Saturday, 2 March 2013

The Morning After the Morning After Analysis

Wow! What a roller coaster ride Eastleigh was. On the night of the by-election I only got 4 hours sleep because I was so excited and nervous. Now it is time for the analysis. I have been leafleting for three years and now the world is becoming increasingly digitalised. I wonder if leafleting is becoming outdated?

Leafleting takes up time and money. It is dependent on volunteers and although there were plenty in Eastleigh there won't be enough people in the general election because Eastleigh was a one off where people came from everywhere to help out. Leaflets are a good way of  communicating with voters in detail but beyond the first leaflet there maybe a law diminishing returns. Even in Nick Clegg's morning after speech he apologised to voters for the amount of canvassing they were bombarded with. I think that face-to-face canvassing is still vital because the voters general reactions and thoughts to our policies can only be gauged from talking to them. The same applies to telephone banking too.

Cancer research has its own app where people can contribute ideas for cancer research.  Maybe we could have an apps in local areas instead with reduced leaflets and a national app whereby people enter their location and give the party their thoughts on Lib Dem policy. Perhaps this is a way forward which utilises the digital world and will allow the party to reach people.



  1. The problem with all forms of digital campaigning is that of "Push" vs. "Pull"

    Leaflets, Door knocking and so on are all "Push" techniques, where the campaigner takes the active role in bringing the campaign to the elector.

    Most digital techniques are "Pull" - the elector is the one who takes the initiative to look at the campaign.

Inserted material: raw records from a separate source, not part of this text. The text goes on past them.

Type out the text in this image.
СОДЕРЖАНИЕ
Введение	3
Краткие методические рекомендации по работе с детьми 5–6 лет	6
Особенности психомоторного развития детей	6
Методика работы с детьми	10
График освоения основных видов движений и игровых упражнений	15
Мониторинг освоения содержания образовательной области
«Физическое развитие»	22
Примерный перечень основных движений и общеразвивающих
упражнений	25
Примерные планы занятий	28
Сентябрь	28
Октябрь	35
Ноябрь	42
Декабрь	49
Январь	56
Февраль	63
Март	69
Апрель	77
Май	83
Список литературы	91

    There are some digital techniques that can use "Push" - Twitter mentions, G+ contacts etc - but all are more temperamental and less reliable than the Penhaligon Principle.

    1. Dear Alisdair,
      I didn't mean that we should get rid of leafleting because, you are right, the push factor is crucial. Are you referring to the 'nursing of constituencies'associated with David Penhaligon?

  2. I agree with Alisdair, and I would not want to be the first participant in an election to abjure leafleting. It would be seen as not taking a contest seriously.

    1. Dear Frank,
      It would be foolish to abjure leafleting. I was talking about decreasing the time, effort and money spent on leafleting and putting resources into another campaigning idea.
      Maelo Manning

  3. I am in the Eastleigh area, personally I found the leaflets incredibly annoying. In my opinion they make the politicians seem a bit desperate. My friend's mum put a note on her door lecturing them about wasting paper- it was hilarious!